SYDNEY — The members of Australia’s New South Wales Labor Party voted for the recognition of a Palestinian state following a push by former Australian foreign minister Bob Carr.
The resolution was watered down ahead of the conference on Sunday in Sydney and failed to follow its original call for unilateral recognition of a Palestinian state.

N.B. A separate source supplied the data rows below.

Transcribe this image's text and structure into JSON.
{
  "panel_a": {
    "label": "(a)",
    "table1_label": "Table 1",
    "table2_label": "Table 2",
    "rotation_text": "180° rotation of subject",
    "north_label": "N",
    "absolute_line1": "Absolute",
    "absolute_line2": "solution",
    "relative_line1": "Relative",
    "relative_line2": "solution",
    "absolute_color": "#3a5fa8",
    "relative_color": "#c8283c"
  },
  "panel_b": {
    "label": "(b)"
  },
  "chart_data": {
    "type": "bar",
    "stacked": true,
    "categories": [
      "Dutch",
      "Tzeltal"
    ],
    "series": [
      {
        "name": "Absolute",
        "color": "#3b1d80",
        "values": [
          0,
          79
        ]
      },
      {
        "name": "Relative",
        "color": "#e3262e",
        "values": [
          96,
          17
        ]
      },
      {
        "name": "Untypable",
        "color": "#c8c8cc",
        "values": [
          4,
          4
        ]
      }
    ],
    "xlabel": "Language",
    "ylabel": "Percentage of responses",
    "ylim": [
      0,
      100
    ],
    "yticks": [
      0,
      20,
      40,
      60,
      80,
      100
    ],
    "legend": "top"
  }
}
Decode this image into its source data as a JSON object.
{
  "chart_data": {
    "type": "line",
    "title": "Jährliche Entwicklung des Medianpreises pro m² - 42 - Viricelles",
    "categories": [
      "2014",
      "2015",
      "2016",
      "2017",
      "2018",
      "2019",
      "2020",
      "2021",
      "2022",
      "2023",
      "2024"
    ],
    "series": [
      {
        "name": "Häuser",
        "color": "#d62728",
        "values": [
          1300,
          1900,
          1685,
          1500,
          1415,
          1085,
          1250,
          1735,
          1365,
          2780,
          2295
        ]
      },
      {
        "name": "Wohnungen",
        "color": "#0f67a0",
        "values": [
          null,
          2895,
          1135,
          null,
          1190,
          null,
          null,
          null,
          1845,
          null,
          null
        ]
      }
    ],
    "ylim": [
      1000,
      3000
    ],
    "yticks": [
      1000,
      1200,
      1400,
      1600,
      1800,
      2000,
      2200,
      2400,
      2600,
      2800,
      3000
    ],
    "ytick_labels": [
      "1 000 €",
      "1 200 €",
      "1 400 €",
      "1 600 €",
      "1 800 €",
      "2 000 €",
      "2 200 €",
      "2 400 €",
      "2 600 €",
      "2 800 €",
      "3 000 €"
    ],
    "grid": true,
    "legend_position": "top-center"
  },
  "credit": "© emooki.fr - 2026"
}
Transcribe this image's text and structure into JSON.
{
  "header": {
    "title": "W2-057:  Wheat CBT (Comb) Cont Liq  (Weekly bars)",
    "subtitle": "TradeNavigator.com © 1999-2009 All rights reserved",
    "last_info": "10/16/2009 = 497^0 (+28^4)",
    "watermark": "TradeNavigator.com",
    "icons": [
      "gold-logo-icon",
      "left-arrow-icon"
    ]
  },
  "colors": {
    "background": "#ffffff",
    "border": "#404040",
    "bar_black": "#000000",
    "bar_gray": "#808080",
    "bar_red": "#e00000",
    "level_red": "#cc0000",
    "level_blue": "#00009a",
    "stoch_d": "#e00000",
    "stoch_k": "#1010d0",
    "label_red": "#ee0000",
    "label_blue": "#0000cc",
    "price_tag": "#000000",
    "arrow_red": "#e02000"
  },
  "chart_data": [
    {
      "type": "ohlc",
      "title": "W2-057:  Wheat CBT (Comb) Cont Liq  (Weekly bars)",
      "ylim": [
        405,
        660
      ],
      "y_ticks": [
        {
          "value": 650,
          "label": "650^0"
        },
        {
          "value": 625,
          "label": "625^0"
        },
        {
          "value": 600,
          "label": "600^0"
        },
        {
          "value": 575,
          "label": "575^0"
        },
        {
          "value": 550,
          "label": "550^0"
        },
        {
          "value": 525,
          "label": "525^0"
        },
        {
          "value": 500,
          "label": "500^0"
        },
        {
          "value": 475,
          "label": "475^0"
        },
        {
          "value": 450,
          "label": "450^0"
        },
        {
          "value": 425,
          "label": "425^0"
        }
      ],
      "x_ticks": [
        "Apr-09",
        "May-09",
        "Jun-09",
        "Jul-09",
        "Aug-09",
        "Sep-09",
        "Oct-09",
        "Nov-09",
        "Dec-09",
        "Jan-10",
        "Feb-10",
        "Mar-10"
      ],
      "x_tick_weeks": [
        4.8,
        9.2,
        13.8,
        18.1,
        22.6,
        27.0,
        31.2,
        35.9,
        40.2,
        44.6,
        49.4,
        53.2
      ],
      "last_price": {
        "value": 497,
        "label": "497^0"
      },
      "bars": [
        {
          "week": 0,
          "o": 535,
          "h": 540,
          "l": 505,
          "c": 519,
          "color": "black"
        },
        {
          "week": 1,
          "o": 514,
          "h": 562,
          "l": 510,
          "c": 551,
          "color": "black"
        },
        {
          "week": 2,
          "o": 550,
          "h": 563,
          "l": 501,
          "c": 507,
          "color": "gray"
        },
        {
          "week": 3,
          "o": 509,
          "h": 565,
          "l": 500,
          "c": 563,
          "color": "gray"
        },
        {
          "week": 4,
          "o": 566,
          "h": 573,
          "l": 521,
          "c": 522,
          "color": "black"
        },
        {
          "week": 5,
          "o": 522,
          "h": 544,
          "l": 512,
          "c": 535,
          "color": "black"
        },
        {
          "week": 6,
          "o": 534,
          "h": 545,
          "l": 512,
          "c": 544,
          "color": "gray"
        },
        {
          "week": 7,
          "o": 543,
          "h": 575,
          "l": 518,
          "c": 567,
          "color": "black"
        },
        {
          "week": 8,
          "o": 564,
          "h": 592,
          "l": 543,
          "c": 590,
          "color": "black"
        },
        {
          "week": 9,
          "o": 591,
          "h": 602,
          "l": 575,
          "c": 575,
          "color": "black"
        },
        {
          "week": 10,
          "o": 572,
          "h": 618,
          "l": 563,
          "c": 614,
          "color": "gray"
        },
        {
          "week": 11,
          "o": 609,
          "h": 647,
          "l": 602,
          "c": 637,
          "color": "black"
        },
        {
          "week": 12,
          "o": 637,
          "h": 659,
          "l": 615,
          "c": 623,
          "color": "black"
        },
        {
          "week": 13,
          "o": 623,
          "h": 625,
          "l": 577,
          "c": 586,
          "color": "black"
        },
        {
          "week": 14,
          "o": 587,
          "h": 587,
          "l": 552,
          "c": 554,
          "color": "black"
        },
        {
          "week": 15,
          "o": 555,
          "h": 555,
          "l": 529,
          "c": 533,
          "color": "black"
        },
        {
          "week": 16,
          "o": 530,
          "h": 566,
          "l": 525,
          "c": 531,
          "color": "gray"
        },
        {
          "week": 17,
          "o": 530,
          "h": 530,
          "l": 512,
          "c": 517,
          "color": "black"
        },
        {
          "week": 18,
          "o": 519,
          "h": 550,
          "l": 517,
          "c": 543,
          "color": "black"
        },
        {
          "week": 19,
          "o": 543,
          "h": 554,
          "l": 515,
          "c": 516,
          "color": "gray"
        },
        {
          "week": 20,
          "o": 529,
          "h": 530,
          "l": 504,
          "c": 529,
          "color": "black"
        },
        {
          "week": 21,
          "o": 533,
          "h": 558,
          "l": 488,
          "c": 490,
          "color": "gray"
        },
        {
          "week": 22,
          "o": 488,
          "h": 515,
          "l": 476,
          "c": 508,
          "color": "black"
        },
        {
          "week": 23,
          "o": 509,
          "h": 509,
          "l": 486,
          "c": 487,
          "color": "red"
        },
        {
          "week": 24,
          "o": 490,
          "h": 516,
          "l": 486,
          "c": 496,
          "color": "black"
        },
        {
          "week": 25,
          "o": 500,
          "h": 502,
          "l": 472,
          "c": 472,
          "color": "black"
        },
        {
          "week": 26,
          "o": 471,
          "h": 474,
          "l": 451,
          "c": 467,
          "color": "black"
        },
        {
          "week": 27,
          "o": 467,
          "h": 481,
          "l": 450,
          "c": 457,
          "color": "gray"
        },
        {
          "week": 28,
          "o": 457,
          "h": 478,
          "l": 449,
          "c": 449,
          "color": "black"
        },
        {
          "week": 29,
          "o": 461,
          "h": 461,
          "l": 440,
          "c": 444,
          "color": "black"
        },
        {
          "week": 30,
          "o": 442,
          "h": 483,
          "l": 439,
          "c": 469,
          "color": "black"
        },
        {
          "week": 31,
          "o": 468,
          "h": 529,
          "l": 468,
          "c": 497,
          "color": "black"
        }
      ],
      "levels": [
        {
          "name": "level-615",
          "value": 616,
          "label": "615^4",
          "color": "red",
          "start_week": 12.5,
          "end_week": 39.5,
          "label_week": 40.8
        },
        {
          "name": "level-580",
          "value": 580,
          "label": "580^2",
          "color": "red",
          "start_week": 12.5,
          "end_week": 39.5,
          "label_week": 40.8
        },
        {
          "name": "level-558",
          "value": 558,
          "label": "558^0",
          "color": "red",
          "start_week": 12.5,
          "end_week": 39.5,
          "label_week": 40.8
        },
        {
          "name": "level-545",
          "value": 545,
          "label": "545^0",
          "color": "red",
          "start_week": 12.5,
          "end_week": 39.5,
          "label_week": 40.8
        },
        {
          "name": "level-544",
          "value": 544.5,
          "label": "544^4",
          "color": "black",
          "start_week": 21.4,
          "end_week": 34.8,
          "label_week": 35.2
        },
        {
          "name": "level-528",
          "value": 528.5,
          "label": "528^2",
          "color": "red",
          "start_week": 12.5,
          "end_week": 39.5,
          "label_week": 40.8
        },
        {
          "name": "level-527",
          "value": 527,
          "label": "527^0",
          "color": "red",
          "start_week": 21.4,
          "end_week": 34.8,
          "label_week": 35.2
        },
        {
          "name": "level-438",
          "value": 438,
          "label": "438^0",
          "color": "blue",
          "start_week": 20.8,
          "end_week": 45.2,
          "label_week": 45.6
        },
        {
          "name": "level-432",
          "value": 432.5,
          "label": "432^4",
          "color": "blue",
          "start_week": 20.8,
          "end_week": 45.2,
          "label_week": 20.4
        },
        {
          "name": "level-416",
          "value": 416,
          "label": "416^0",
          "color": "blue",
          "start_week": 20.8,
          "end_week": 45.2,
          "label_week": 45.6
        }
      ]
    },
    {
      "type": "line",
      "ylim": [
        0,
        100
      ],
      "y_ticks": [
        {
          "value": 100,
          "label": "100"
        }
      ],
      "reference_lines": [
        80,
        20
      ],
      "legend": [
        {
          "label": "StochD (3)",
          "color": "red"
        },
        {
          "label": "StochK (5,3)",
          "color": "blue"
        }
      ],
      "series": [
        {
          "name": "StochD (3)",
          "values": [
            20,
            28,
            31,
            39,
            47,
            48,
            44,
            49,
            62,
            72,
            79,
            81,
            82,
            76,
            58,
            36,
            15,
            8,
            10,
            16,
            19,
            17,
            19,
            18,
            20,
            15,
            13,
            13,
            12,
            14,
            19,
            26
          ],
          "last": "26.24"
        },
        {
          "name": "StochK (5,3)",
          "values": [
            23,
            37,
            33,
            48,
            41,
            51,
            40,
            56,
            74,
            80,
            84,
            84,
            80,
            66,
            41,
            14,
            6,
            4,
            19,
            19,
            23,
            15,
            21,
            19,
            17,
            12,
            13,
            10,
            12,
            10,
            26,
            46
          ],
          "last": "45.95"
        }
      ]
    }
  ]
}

Carr, who also has served as Labor premier in New South Wales, proposed the resolution.
Federal Labor leader Bill Shorten has come under pressure to confirm his stance on the matter as the vote called on the next federal Labor government to recognize Palestine as an independent state.
Following on the heels of similar resolutions in the states of Western Australia and South Australia, the vote will present a challenge for Shorten when he heads the federal Labor conference next year.
Speaking on the ABC’s RN Breakfast on Monday, Shorten said any recognition needs to address the concerns of both sides.
“There’s two issues, one is the legitimate aspirations, and I stress legitimate aspirations of Palestinians to have their own state and I do support that, but also the legitimate aspirations of the people of Israel to live in secure borders,” he said.
He reiterated his support for federal Labor’s long-held position of a two-state solution to the Israel-Palestinian conflict. “If you support a two-state solution ultimately that includes recognition of Palestine,” Shorten said.
NSW Jewish Board of Deputies chief executive Vic Alhadeff said the resolution passed Sunday “is a much better outcome than what was originally proposed in the conference booklet, and we applaud the efforts by many within the Labor Party who worked hard to achieve a more balanced resolution.”
The Executive Council of Australian Jewry issued a statement saying: “Clearly, Israel still has many friends within the Australian Labor Party and they are to be applauded for ensuring that Bob Carr’s original motion was significantly amended before it was passed. The amendment expressly recognizes Israel’s right to exist within secure borders. It is disturbing that the original motion moved by a former foreign minister of Australia was so manifestly one-sided and unfair.”
NSW’s major city is Sydney. Melbourne is in the state of Victoria where the Australian Labor Party has yet to debate the issue of recognition of a Palestinian state.